OMG67
Registered User
- Sep 1, 2013
- 12,697
- 8,468
Idk I read that as JW was telling DB like hey man, this is your final crack at it. DB based on prior hires, doesn’t have a large pool of young, up and coming candidates so he decides ya know what, let me reach out to my buddy, SB, who I know has so much experience just getting teams to play to a higher more consistent floor. Basically, it was a safer hire for DB and one I’m sure he thought would buy him a few more years. I don’t see how that connects to SB as a future GM .. All it means is Dave was on the hot seat and hired a close friend, a guy who he thought was “safe” so it wouldn’t blow up. Ironically, it’s blowing up as we speak. But with Jim gone, I don’t know what this means for Dave’s job.
no offense to Jim’s family but I don’t get the sense they would be able to step in and make the appropriate hockey operation moves here. Do they know what they are doing? It’s easy to fire a guy but then who do you hire? I don’t have a lot of faith. It’s a disaster right now. The only hope is someone in the family just says hey, we need to clean house and reset here. And then they are smart enough to reach out to a firm or some independent agency to help them do it right when they hire the next GM
I think if they were to clear house, it would make more sense to do it in the offseason.
WRT replacing the head coach for performance related issues, it makes no sense to do it if Brown is on the hot seat. Bring in a new coach on a 3-year contract and you plan to fire the GM in the offseason? So, back to point #1, it makes more sense to clear out your hockey ops in the offseason and bring in a new team starting with the new GM that hires or at least has significant impact on the coaching hire.

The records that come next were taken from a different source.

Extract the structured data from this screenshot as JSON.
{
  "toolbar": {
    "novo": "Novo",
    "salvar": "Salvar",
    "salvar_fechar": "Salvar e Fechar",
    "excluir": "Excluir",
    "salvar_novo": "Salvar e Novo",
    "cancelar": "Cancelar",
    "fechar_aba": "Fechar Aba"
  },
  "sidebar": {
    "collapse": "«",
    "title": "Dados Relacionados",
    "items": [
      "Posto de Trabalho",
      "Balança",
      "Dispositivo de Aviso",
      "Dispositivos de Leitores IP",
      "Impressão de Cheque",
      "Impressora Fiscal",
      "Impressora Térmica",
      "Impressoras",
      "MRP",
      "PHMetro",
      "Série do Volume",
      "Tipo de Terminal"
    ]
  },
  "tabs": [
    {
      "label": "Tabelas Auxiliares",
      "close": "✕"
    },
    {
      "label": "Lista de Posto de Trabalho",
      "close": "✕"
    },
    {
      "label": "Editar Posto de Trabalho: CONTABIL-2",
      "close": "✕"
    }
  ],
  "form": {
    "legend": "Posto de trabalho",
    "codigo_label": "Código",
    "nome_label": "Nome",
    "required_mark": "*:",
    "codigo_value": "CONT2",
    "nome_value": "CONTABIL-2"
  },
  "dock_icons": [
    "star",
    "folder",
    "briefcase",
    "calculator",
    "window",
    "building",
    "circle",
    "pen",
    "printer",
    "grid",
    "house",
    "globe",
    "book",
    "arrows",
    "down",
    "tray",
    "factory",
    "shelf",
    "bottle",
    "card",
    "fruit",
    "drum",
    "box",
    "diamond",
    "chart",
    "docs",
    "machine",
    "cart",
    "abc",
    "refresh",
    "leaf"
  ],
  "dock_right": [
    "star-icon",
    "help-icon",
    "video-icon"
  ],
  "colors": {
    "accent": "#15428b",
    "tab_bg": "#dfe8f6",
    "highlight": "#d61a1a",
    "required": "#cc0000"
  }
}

This points more to something other than performance. If a coach were fired at this point in the season without the GM being on solid ground, the only thing they could do is assign an interim head coach for the remainder of the year. With this roster, doing that would be pretty much unheard of. Big risk. It also points to the lack of decisiveness of the management/ownership.
For Butler to be pulled away from the team while they do their internal review, it sounds more like the ownership wants to ensure there is a spatial buffer between Butler and the players right now. If it weren’t something that required separation, why separate him from the team? If it is an internal review for performance reasons, why make it public? Just let him coach until you fire him and find a replacement. That is what teams do all the time for mid-season firings. In other words, why would they put out a statement if it is performance based? And, if it is geared more toward Brown being fired, why separate Butler from the bench? Can he not be the GM for a weekend while coaching? Seems absurd.
This points to something non-performance based. I see no other reason to separate Butler from the bench.